In what’s believed to be the first ruling of its kind in the United States, the 2nd District Court of Appeals in Wisconsin last month ordered the state to stop funding the Wisconsin Virtual Academy, bringing focus to bear on a national policy debate as to whether virtual schools qualify for public funding or relegate to home schooling at parental expense. ( MSNBC )( Local )
In a 148-page report issued last November, the North American Council for Online Learning (NACOL) stated that “42 states in the nation have significant supplemental online learning programs (in which students enrolled in physical schools take one or two courses online), or significant full-time programs (in which students take most or all of their courses online, or both. Only eight states – most of them on the east coast -- do not have either, although several of those have begun planning for online learning development as well.”
Ohio is one of those states having a fairly large number of online charter schools; Kentucky boasts the Kentucky Virtual High School and a district program in Jefferson County.
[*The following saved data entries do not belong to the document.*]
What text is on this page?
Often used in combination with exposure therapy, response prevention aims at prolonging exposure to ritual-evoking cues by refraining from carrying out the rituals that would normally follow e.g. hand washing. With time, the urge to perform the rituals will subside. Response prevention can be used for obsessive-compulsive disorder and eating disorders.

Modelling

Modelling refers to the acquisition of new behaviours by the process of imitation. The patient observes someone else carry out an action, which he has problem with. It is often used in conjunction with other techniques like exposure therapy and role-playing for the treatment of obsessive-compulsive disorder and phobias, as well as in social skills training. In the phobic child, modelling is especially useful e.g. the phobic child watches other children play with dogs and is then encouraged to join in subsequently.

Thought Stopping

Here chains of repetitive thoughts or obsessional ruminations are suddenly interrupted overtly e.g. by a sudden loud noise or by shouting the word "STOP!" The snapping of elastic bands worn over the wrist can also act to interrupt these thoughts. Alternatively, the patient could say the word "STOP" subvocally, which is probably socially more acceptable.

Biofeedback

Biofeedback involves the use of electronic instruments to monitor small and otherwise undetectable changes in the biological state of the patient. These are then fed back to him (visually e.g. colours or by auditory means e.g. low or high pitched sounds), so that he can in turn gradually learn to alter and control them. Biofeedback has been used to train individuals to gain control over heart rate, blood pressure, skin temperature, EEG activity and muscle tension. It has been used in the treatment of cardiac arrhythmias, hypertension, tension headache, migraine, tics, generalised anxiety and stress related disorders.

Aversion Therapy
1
The Report also notes that while new online programs are being developed every year & the total number growing, “a small number have attracted attention from policymakers due to questions about finances, quality, and ways in which those programs adhere to existing laws & regulations.” That was essentially the case in Wisconsin.
“People are paying attention because online learning is really a growing phenomena,” Susan Patrick, president of NACOL, told MSNBC news yesterday. “For us to arbitrarily shut down online learning for students is a really dangerous precedent to set.”
Wisconsin Appeals Court Judge Richard Brown in the decision wrote that the Court’s role was “not to weigh public policies, but to interpret statutes,” and agreed the school may well be a welcomed new option for parents who for any number of reasons wanted their children to have a home-based education and be a benefit children who wouldn’t do as well in traditional settings, but that it was “also a public school operated with state funds , and its operation violates the statutes as they’re now written.” (Court’s Ruling )
Online charter schools in Indiana, similarly, were denied state funding by legislation early last Spring.